Das grosse Muminbuch
sie erkundigte sich, wie viel Zeit ihr bleiben würde, ging nach Hause und überlegte. Ein paar Wochen - das ist ja nicht so viel!
Sie erinnerte sich plötzlich daran, dass sie in ihrer Jugend den Amazonenstrom hatte erforschen wollen, Tiefseetauchen hatte sie lernen wollen, ein großes lustiges Haus für einsame Kinder hatte sie bauen wollen, und zu einem feuerspeienden Berg hatte sie fahren und für alle ihre Freunde hatte sie ein Riesenfest veranstalten wollen. Aber all das war nun zu spät, natürlich! Und Freunde hatte sie auch keine, weil sie immer nur hübsche Gegenstände gesammelt hatte, und so etwas kostet Zeit.
Während sie hin und her überlegte, wurde sie immer melancholischer. Sie wanderte in ihren Zimmern umher und suchte bei ihren Habseligkeiten Trost. Aber diese konnten sie auch nicht fröhlicher machen. Im Gegenteil, sie dachte nur daran, dass sie alles auf der Erde zurücklassen müsste Und mit dem Gedanken, dass sie da oben von neuem mit dem Sammeln beginnen musste, konnte sie sich überhaupt nicht befreunden.»
«Arme Frau», sagte Sniff heftig. «Kann man denn nicht eine einzige kleine Sache mitnehmen?»
«Nein», sagte der Mumrik ernst. «Das ist verboten. Aber jetzt sei still und hör zu! Eines Nachts lag meine Großtante in ihrem Bett und grübelte. Um sie herum standen furchtbar viele schöne Möbel, auf den Möbeln standen viele hübsche Nippsachen. Überall standen ihre Besitztümer herum, auf dem Fußboden, an den Wänden, an der Decke, in den Schränken, in den Schubladen - und plötzlich schien ihr, als erdrückten sie alle diese Sachen, die ihr dennoch nicht den geringsten Trost schenken konnten.
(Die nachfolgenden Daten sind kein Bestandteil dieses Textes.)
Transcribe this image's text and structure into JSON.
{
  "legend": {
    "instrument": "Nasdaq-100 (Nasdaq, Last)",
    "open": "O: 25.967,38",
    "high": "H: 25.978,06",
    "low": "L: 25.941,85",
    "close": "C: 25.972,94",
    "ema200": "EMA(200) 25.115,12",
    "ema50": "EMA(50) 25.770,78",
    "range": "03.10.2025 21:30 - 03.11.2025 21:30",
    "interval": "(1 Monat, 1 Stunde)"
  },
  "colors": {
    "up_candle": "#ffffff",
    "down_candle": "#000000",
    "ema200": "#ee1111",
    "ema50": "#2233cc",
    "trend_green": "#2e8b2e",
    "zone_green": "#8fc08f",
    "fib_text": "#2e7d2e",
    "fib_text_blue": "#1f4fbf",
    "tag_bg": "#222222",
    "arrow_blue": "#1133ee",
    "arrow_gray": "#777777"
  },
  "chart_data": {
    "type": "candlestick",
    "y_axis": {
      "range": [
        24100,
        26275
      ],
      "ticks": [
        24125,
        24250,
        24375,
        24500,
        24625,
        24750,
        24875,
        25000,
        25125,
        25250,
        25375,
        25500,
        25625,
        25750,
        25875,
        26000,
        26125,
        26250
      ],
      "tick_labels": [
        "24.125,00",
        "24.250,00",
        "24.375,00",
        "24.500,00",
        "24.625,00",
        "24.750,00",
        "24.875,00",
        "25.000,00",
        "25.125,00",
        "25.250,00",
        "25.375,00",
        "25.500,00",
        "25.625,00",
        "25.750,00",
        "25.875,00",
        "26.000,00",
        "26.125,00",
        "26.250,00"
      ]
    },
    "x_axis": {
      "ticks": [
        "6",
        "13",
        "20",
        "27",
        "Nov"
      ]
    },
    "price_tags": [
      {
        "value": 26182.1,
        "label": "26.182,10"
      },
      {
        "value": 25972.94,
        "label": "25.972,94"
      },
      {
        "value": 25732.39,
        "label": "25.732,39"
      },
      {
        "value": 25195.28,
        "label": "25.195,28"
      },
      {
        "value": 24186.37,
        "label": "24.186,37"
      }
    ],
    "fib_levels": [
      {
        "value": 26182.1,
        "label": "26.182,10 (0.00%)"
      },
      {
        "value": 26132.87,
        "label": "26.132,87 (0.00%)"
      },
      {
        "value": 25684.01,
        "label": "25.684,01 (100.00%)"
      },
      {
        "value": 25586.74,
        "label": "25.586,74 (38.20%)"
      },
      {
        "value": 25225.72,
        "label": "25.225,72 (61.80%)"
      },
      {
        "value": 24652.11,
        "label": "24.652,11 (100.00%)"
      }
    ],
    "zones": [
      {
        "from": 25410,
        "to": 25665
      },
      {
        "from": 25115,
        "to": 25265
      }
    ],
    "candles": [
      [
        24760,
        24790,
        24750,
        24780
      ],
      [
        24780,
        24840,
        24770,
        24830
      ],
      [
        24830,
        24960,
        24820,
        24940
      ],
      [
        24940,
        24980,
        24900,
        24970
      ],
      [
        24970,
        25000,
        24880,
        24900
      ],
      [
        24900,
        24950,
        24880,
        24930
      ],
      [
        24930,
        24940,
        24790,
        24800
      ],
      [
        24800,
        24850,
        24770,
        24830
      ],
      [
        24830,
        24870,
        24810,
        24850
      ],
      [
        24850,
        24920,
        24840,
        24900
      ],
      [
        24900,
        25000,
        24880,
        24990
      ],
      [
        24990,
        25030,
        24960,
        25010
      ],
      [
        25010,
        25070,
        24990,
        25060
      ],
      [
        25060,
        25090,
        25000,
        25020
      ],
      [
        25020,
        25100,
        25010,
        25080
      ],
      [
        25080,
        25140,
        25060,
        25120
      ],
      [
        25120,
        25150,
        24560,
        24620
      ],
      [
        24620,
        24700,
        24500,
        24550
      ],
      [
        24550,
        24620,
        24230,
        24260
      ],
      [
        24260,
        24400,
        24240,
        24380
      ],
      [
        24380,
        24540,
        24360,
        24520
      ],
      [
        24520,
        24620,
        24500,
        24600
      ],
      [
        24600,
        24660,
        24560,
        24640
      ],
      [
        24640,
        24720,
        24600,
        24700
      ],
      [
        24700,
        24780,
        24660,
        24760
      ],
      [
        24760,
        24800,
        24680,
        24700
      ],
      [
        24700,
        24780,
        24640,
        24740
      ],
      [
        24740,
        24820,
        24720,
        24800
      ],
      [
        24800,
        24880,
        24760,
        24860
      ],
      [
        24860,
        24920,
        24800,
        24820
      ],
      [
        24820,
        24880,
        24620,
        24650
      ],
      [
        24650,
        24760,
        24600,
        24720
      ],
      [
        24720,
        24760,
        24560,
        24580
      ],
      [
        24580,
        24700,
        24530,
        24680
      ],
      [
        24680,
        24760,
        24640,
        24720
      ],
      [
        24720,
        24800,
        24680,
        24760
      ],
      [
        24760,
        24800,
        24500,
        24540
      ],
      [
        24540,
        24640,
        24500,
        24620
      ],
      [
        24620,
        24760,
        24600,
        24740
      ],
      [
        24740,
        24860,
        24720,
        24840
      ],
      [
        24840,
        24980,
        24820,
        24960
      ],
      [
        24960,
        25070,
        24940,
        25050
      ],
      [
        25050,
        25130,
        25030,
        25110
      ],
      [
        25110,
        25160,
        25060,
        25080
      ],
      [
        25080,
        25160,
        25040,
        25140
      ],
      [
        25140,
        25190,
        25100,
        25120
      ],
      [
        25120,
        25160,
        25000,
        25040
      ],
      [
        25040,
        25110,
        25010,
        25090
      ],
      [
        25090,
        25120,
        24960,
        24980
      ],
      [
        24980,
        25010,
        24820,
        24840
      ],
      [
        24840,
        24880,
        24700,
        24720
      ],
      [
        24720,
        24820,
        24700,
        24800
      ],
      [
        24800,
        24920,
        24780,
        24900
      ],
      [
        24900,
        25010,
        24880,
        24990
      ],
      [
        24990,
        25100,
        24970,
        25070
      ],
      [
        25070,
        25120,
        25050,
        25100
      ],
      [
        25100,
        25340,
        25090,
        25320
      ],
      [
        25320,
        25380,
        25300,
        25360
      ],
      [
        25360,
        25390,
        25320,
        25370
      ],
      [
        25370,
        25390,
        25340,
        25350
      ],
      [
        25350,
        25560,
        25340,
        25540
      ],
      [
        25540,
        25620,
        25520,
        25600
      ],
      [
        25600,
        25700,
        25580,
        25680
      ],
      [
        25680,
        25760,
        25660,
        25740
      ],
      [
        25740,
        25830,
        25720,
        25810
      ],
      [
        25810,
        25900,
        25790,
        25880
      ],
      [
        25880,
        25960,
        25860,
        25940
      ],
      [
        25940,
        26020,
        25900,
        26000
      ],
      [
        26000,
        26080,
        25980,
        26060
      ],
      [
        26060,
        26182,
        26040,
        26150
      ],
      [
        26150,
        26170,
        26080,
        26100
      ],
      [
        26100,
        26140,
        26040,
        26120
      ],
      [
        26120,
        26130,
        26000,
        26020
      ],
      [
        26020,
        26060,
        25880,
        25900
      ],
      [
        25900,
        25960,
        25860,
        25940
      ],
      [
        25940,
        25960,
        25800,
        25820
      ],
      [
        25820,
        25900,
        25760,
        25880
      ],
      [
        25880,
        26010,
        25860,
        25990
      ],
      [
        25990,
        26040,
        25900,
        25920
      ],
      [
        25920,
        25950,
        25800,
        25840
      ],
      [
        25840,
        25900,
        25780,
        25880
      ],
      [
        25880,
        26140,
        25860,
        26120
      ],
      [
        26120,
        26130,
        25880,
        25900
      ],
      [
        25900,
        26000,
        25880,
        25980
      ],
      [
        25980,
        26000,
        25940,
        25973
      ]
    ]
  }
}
Da kam sie auf eine Idee. Die Idee war so lustig, dass meine Großtante zu lachen anfing, ganz für sich allein. Sie wurde plötzlich wieder sehr munter und stand auf. Sie war auf den Gedanken gekommen, dass sie alles, was sie besaß, verschenken wollte, um mehr Luft um sich herum zu schaffen. Das ist notwendig, wenn man einen großen Knochen quer im Magen hegen hat und außerdem in Ruhe an den Amazonenstrom denken will.» «Wie albern», sagte Sniff enttäuscht.
«Gar nicht so albern», wandte der Mumrik ein. «Sie hatte riesigen Spaß daran, sich auszudenken, wer was bekommen sollte. Sieh mal, sie hatte eine große Verwandtschaft und kannte sehr viele Leute. So etwas ist ja gut möglich, auch wenn man keine Freunde hat.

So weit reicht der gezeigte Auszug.